Review: Scams (2008)

Directed by: Kim Nguyen | 75 minutes | drama, horror, comedy, science fiction | Actors: Céline Bonnier, Roy Dupuis, Pierre Lebeau, Danielle Proulx, Jean-Nicolas Verreault, Michèle Richard, Karim Bourara, Jean-Robert Bourdage, Jean Lapointe

‘Truffe’ is actually a film about two lovers who have trouble making ends meet, but nevertheless persist in character and love power. The things that happen are a test that will make their love stronger or destroy it. It is also an indictment of the mind-numbing influence of consumer thinking in the modern consumer society, in which mass production causes all love and creativity to be lost in factories that mainly use ‘quotas’. The whole thing is cast in a science fiction jacket with (alien?) Monsters and some black humor.

Nice black and white shot too, nice main characters, who can also act and a nice build-up in the beginning. Until the first fur collars appear on the scene. These turn out to be small monsters that look like large caterpillars of fur, with a small mouth with sharp teeth. The viewer is confronted with a question, which is: should this be scary or fun? It’s neither, unfortunately. The monsters are too fake to be taken seriously and the movie is too serious to be really funny. And so, in addition to a number of characters, the monsters mainly kill the power of the film.

It is a mystery why screenwriter / director Kim Nguyen chose this form. If only the film had become a kind of ‘Delicatessen’ (1991), it has that atmosphere a bit in the beginning, especially when the parents are introduced, in a dryly funny, strong scene. All the fuss around the truffles so far is also interesting and entertaining and pleasantly vague. Because you actually cannot really find out why those truffles are so special and yet everyone is going all out for it. It feels a bit alienating, but that’s strong, because it covers the absurdist content. That absurdity is also reflected in design, such as those large refrigerators that truffle representatives have to carry around. Fine. Yet that vagueness will disturb and that is again due to those monsters. Because it remains unclear whether they mean funny or not. Where they come from and why they are here is also not clear. They turn out to be classic parasites and have even made a few humanoid androids that control them, but also appear to be controlled by something themselves, but by whom or what remains in the middle.

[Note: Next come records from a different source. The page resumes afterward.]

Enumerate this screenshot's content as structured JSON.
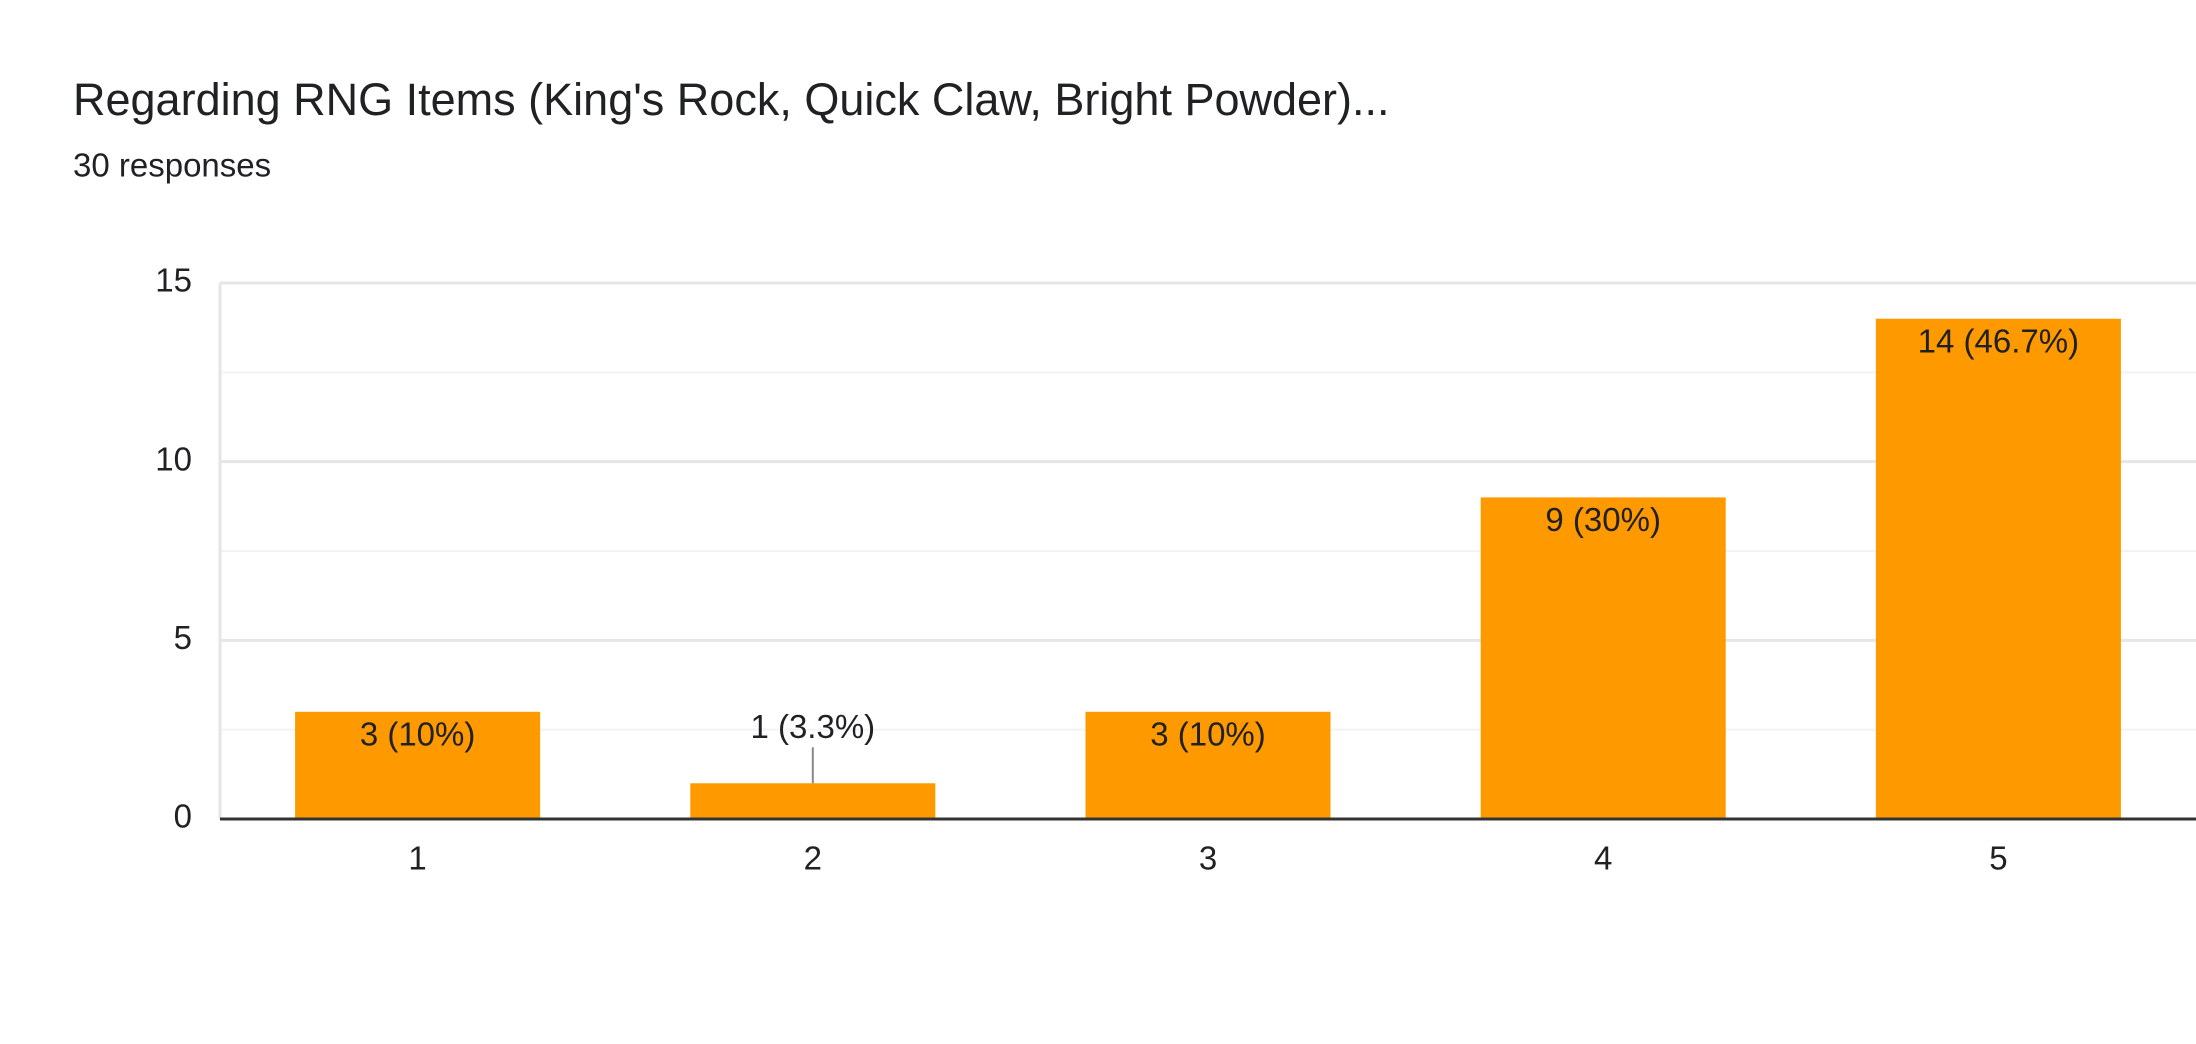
{
  "chart_data": {
    "type": "bar",
    "title": "Regarding RNG Items (King's Rock, Quick Claw, Bright Powder)...",
    "subtitle": "30 responses",
    "categories": [
      "1",
      "2",
      "3",
      "4",
      "5"
    ],
    "values": [
      3,
      1,
      3,
      9,
      14
    ],
    "value_labels": [
      "3 (10%)",
      "1 (3.3%)",
      "3 (10%)",
      "9 (30%)",
      "14 (46.7%)"
    ],
    "color": "#ff9900",
    "ylim": [
      0,
      15
    ],
    "yticks": [
      0,
      5,
      10,
      15
    ],
    "minor_yticks": [
      2.5,
      7.5,
      12.5
    ],
    "grid": true
  }
}
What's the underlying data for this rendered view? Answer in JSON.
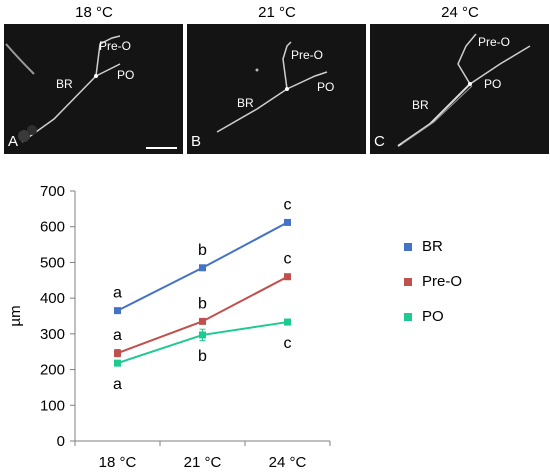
{
  "panels": [
    {
      "title": "18 °C",
      "letter": "A",
      "labels": {
        "pre_o": "Pre-O",
        "br": "BR",
        "po": "PO"
      }
    },
    {
      "title": "21 °C",
      "letter": "B",
      "labels": {
        "pre_o": "Pre-O",
        "br": "BR",
        "po": "PO"
      }
    },
    {
      "title": "24 °C",
      "letter": "C",
      "labels": {
        "pre_o": "Pre-O",
        "br": "BR",
        "po": "PO"
      }
    }
  ],
  "chart_data": {
    "type": "line",
    "categories": [
      "18 °C",
      "21 °C",
      "24 °C"
    ],
    "ylabel": "µm",
    "xlabel": "",
    "ylim": [
      0,
      700
    ],
    "yticks": [
      0,
      100,
      200,
      300,
      400,
      500,
      600,
      700
    ],
    "series": [
      {
        "name": "BR",
        "color": "#4472C4",
        "values": [
          365,
          485,
          612
        ],
        "errors": [
          4,
          5,
          5
        ],
        "letters": [
          "a",
          "b",
          "c"
        ],
        "letter_side": "above"
      },
      {
        "name": "Pre-O",
        "color": "#C0504D",
        "values": [
          246,
          335,
          460
        ],
        "errors": [
          10,
          6,
          5
        ],
        "letters": [
          "a",
          "b",
          "c"
        ],
        "letter_side": "above"
      },
      {
        "name": "PO",
        "color": "#1ECA90",
        "values": [
          218,
          297,
          333
        ],
        "errors": [
          6,
          16,
          8
        ],
        "letters": [
          "a",
          "b",
          "c"
        ],
        "letter_side": "below"
      }
    ],
    "legend_position": "right",
    "grid": false
  }
}
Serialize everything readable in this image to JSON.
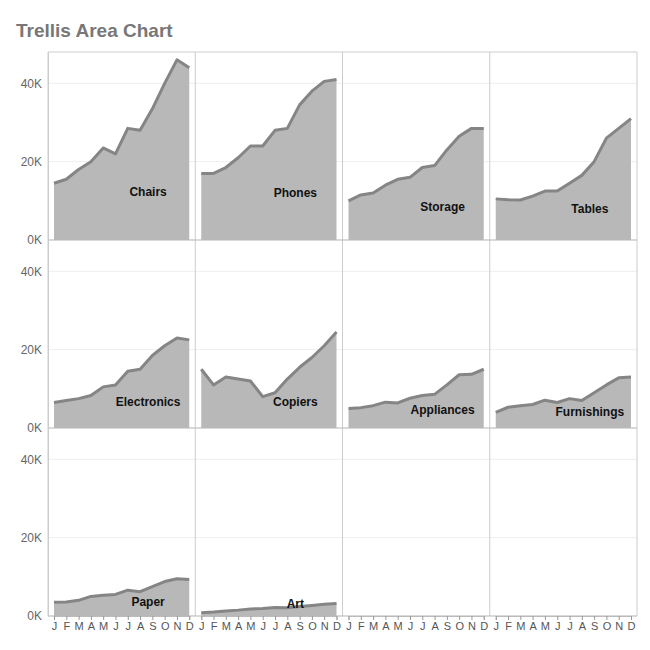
{
  "chart_data": {
    "type": "area",
    "title": "Trellis Area Chart",
    "categories": [
      "J",
      "F",
      "M",
      "A",
      "M",
      "J",
      "J",
      "A",
      "S",
      "O",
      "N",
      "D"
    ],
    "color": "#b8b8b8",
    "ylim": [
      0,
      48000
    ],
    "yticks": [
      {
        "value": 0,
        "label": "0K"
      },
      {
        "value": 20000,
        "label": "20K"
      },
      {
        "value": 40000,
        "label": "40K"
      }
    ],
    "grid": true,
    "series": [
      {
        "name": "Chairs",
        "values": [
          14500,
          15500,
          18000,
          20000,
          23500,
          22000,
          28500,
          28000,
          33500,
          40000,
          46000,
          44000
        ]
      },
      {
        "name": "Phones",
        "values": [
          17000,
          17000,
          18500,
          21000,
          24000,
          24000,
          28000,
          28500,
          34500,
          38000,
          40500,
          41000
        ]
      },
      {
        "name": "Storage",
        "values": [
          10000,
          11500,
          12000,
          14000,
          15500,
          16000,
          18500,
          19000,
          23000,
          26500,
          28500,
          28500
        ]
      },
      {
        "name": "Tables",
        "values": [
          10500,
          10300,
          10200,
          11200,
          12500,
          12500,
          14500,
          16500,
          20000,
          26000,
          28500,
          31000
        ]
      },
      {
        "name": "Electronics",
        "values": [
          6500,
          7000,
          7500,
          8300,
          10500,
          11000,
          14500,
          15000,
          18500,
          21000,
          23000,
          22500
        ]
      },
      {
        "name": "Copiers",
        "values": [
          15000,
          11000,
          13000,
          12500,
          12000,
          8000,
          9000,
          12500,
          15500,
          18000,
          21000,
          24500
        ]
      },
      {
        "name": "Appliances",
        "values": [
          5000,
          5200,
          5700,
          6600,
          6400,
          7600,
          8300,
          8600,
          11000,
          13600,
          13700,
          15000
        ]
      },
      {
        "name": "Furnishings",
        "values": [
          4000,
          5300,
          5700,
          6000,
          7100,
          6500,
          7500,
          7000,
          9000,
          11000,
          12800,
          13000
        ]
      },
      {
        "name": "Paper",
        "values": [
          3500,
          3600,
          4000,
          5000,
          5300,
          5500,
          6600,
          6200,
          7500,
          8800,
          9500,
          9300
        ]
      },
      {
        "name": "Art",
        "values": [
          800,
          1000,
          1300,
          1500,
          1800,
          1900,
          2200,
          2100,
          2400,
          2700,
          3000,
          3200
        ]
      }
    ]
  }
}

Many lines are drawn, which are not clearly elaborated or completed. They also take a little too little time for it, 75 minutes but, really too short, if Nguyen did not know anymore. As said before, the film opens strongly, with the choice of black and white working out well for the atmosphere. The film’s derailment is therefore due to an overly elaborated script, in which form and content are not in balance, do not reinforce each other, but undermine. The biggest culprits in this are those stupid little monsters, who are not funny and too fake to impress in any other way. The makers may have been trying to send society a critical message, but you have to package it better. Because in this way you eventually miss your goal.